Many gap cover providers have a cut-off age of 60 or 65 after which membership is no longer permitted, so be sure to do your research and take up membership before the cut-off. Private in-hospital treatment is expensive and, even if you have a comprehensive hospital plan in place, there is always the chance that you will be saddled with medical bills not covered by your medical aid. As you age, your risk of hospitalisation increases, and gap cover remains an excellent, cost-effective way of reducing your financial exposure.
Give thought to the capital expenditure you anticipate in your retirement, as this will have bearing on how your investment portfolio will be structured. Capital expenses could include travel expenses, vehicle upgrades, home renovations or wedding costs, so think carefully about the quantum and timing of the capital outlays you could be faced with after you retire.
Joint retirement planning
If you and your spouse are nearing retirement, ensure that you are both on the same page when it comes to your vision of retirement – specifically in terms of when you intend to retire, where you envisage living, and how you would like to fill your days.

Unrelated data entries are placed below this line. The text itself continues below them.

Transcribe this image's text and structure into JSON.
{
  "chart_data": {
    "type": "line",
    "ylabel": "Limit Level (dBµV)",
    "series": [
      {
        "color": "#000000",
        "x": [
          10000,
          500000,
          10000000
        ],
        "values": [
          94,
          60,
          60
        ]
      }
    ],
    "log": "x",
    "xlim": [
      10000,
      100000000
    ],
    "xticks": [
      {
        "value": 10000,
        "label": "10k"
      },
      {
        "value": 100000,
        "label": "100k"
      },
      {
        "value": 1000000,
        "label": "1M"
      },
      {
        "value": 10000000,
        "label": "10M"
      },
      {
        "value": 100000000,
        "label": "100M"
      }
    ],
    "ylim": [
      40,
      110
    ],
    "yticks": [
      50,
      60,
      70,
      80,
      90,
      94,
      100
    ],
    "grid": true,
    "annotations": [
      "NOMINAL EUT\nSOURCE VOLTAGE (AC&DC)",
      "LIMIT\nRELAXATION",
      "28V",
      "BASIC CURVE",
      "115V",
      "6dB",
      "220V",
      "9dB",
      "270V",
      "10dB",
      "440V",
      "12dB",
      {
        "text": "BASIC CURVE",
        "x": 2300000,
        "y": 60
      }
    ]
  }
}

If your respective goals for retirement are disparate, spend time in the lead-up to retirement finding common ground, making compromises, and building a shared vision of retirement that you can both aspire to.
Your plans for how you intend your assets to pass on to the next generation need to be taken into account when structuring your retirement investment portfolio, so be clear on these goals before you retire. For instance, if leaving a financial legacy to your adult children is important to you, you may want to consider using a living annuity structure instead of a life annuity; or if you aim to secure the use of your holiday home for future generations, setting up a trust structure may be something worth considering. Similarly, if your business interests form a sizeable part of your wealth, you will need to ensure that you have effective succession planning mechanisms in place to ensure that your business interests are protected and secured for your retirement.
Retirement planning is a multi-faceted discipline, and the act of formal retirement demands that several critical financial decisions be made – none of which you can afford to get wrong. If you’re navigating the years in the lead-up to your retirement, now is the time to start formalising a checklist and understand the gravity of the decisions you are likely to be faced with.